Viscerafest Early Access Review – The Great Space Race to Put a Fist in Your Face

Developed by Acid Man Games, Fire Plant Games

Published by 1C Entertainment

Available on PC

MSRP $14.99

After playing Fish Person Shooter, I realized I needed more old-school shooter genius. Where better to start on this quest than Viscerafest? Viscerafest is a run-and-gun, explosion-filled, alien-punch bag of fun. You play as Caroline. It is the year 3796. You want to buy an engagement ring for your boyfriend. It’s a story as old as time. Caroline is flat broke though. The only real answer to this conundrum is to take on a bounty for one of the most dangerous aliens in the universe.

You have to get that money. Getting that dough is really the only driving force behind the absolutely horrible things you’re about to do to countless aliens. I would say it’s the standard shooter affair, but saying that cheapens the experience. Sure, the game plays like a lot of games you’ve played before. This is not a detriment at all. Viscerafest does some different things with it’s old-school trappings, and that’s what sets it apart. In most games of this type, you’d be blasting foes away with an assortment of weapons. You will do that – oh how you’ll do that- but Viscerafest handles it somewhat differently.

Ammo is not guaranteed in Viscerafest. I actually found myself lacking ammo a few times. In a game like this, you would normally never run out of ammo. It would be everywhere. Enemies out vomit up ammo if you looked at them wrong. This is really where things get interesting. Caroline hits like a truck. A quick tap will see her throwing a single punch. Hold down the attack button and she’ll charge up with the sound of rubber stretching. She is quite elastic. Unleashing this punch will absolutely decimate most enemies. You can throw a 3 punch combo that almost guarantees imminent death.

Moving through the levels, you’ll find skullies, which is the game’s form of currency. Upgrading using these skullies is not yet implemented, but we’ll get to that. I really dig the save system in Viscerafest. You’ll pick up beacons that you can drop anywhere to set a checkpoint. If you fail to lay down a beacon and die, well, you’ll have to start the level all over again. This can feel punishing, but I understand why it’s there. The game wants you to be in charge of checkpoints. It’s a responsibility heaped on you. You must remember to save, or all is lost.

The art style is a fun, cartoon-y, pixelated delight. A lot of care has gone into the design of the world and it shows. Levels are expansive and arena-filled without feeling generic. In true FPS fashion there are secret areas absolutely everywhere in Viscerafest. The game seems to be perfectly happy giving away secret areas that require very little effort. Jump behind a crate and find a gun? That’s a secret. It’s all very fast and loose. It does create a situation where instead of secret hunting becoming a slog, it actually becomes fun. I was always happy to find a new gun or bit of ammo in a weird hiding spot.

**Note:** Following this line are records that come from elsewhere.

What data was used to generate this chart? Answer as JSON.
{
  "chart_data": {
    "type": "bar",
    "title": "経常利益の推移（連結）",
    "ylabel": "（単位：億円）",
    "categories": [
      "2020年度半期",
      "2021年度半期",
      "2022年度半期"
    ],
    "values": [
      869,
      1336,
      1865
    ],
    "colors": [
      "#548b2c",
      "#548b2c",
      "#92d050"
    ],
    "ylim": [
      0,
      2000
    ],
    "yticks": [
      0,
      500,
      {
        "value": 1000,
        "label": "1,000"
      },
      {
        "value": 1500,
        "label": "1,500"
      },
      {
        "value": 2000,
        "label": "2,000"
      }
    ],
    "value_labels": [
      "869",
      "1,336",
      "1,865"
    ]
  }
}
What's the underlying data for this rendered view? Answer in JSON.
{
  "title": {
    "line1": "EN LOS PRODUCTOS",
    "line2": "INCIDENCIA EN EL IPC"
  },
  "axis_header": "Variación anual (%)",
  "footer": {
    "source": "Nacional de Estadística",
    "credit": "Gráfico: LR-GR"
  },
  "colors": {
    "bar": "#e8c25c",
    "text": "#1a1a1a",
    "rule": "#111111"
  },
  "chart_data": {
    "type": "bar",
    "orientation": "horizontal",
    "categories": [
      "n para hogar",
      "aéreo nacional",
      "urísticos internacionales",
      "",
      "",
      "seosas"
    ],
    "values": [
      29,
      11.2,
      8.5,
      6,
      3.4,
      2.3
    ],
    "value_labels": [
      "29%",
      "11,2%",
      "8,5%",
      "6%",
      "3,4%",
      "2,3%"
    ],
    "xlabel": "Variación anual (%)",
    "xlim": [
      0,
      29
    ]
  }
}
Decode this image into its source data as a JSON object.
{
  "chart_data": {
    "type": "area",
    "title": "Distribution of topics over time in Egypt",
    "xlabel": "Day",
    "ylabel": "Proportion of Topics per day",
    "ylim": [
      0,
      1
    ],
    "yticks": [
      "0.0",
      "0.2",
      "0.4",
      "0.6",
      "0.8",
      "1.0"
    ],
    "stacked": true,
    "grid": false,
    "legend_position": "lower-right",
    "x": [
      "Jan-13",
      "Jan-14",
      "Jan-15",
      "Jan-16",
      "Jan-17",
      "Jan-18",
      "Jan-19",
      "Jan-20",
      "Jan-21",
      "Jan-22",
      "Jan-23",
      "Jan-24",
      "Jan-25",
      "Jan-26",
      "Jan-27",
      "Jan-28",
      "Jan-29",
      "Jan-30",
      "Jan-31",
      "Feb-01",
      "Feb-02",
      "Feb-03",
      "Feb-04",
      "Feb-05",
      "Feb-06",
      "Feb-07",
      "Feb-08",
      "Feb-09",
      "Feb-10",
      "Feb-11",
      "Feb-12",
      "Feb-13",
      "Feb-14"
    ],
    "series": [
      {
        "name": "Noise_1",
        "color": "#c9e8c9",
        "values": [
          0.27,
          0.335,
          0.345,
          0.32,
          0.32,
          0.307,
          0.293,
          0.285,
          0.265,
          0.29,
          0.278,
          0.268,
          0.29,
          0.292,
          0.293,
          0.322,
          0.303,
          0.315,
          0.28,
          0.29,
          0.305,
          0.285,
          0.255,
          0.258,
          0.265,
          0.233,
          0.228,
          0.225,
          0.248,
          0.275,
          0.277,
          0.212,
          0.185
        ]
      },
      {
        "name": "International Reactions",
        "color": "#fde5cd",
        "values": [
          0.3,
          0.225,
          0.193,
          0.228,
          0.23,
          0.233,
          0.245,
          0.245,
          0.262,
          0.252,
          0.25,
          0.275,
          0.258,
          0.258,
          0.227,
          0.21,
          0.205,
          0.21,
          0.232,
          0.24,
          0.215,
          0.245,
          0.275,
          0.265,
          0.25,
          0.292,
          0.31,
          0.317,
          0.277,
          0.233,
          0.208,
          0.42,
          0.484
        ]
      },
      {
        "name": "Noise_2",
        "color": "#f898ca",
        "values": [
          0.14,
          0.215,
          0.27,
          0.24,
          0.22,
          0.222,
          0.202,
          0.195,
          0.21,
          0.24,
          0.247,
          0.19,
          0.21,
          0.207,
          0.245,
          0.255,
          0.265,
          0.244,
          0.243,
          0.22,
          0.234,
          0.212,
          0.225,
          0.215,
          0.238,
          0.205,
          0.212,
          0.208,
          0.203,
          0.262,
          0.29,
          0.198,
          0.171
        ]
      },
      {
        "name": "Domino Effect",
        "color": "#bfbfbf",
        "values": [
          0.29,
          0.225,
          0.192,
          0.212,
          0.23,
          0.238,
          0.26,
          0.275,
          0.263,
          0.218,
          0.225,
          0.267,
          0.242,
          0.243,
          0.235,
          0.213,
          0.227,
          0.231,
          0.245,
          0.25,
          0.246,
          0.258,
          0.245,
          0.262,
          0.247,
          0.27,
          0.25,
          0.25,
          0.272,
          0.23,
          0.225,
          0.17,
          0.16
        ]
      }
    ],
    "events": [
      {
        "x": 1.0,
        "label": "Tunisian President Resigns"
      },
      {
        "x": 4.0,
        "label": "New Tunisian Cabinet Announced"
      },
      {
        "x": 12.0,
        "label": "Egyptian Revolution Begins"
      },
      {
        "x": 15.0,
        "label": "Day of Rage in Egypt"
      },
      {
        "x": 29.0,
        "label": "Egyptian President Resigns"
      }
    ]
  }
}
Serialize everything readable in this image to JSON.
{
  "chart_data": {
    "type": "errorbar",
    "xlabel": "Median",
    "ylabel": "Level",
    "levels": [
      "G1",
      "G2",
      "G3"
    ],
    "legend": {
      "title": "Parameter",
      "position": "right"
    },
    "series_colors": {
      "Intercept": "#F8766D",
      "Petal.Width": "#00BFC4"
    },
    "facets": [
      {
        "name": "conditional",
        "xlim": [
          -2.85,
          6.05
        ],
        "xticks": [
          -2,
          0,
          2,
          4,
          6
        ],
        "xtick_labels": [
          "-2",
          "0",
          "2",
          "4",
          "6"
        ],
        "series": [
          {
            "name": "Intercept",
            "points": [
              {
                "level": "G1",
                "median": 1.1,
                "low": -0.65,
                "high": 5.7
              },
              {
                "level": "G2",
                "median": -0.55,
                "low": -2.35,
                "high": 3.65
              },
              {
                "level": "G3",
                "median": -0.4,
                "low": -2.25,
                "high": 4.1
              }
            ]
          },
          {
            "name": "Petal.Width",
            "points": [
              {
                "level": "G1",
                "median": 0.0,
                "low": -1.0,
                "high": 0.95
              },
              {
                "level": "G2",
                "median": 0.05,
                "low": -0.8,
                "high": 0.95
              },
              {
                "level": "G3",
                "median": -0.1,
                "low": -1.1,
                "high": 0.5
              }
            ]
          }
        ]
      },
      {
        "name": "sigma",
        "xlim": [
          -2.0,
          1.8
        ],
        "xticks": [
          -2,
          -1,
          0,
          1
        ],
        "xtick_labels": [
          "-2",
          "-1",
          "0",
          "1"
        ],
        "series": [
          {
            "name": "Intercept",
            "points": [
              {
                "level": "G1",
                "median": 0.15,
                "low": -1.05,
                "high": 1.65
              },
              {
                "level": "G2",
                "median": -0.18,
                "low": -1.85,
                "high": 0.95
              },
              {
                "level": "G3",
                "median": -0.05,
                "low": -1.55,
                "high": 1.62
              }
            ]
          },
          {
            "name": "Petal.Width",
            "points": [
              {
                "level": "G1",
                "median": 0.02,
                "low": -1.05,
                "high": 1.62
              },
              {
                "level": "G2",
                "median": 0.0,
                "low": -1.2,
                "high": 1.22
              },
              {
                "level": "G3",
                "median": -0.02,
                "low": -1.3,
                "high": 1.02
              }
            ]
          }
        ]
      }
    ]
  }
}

The music is solid. It’s nothing ground breaking. It sets the mood of the areas you’re in without being overwhelming. It’s no DOOM 2016, and that’s okay. The music isn’t what you’re there for. You’re there to do violence to aliens to make that good money. Story-wise, Viscerafest keeps it simple. As mentioned above, you’re trying to hunt down a dangerous alien for money. This money will be used to buy an engagement ring. While appearing straightforward at first, Viscerafest‘s story goes places. I don’t want to spoil anything, but Caroline’s mission and her backstory start to interweave in…very strange ways.

Currently, Viscerafest contains only one chapter. There is a hub where you can choose chapters, but it’s not yet populated. Down the line, the devs are going to add a place to upgrade and use all the secret stuff you found in the levels. It’s early access, so that functionality is just not there yet. For what you get, it’s an excellent good time. 7 levels, each fairly unique and fun. At one point, the game even veers wildly into Lovecraftian cosmic horror. Just because you’ve played games like Viscerafest before, does not mean you’ve played Viscerafest. It has a certain reverence for what came before. It takes this knowledge and wisdom, and makes the best of what it knows. If you dig a shooter, Viscerafest will not let you down.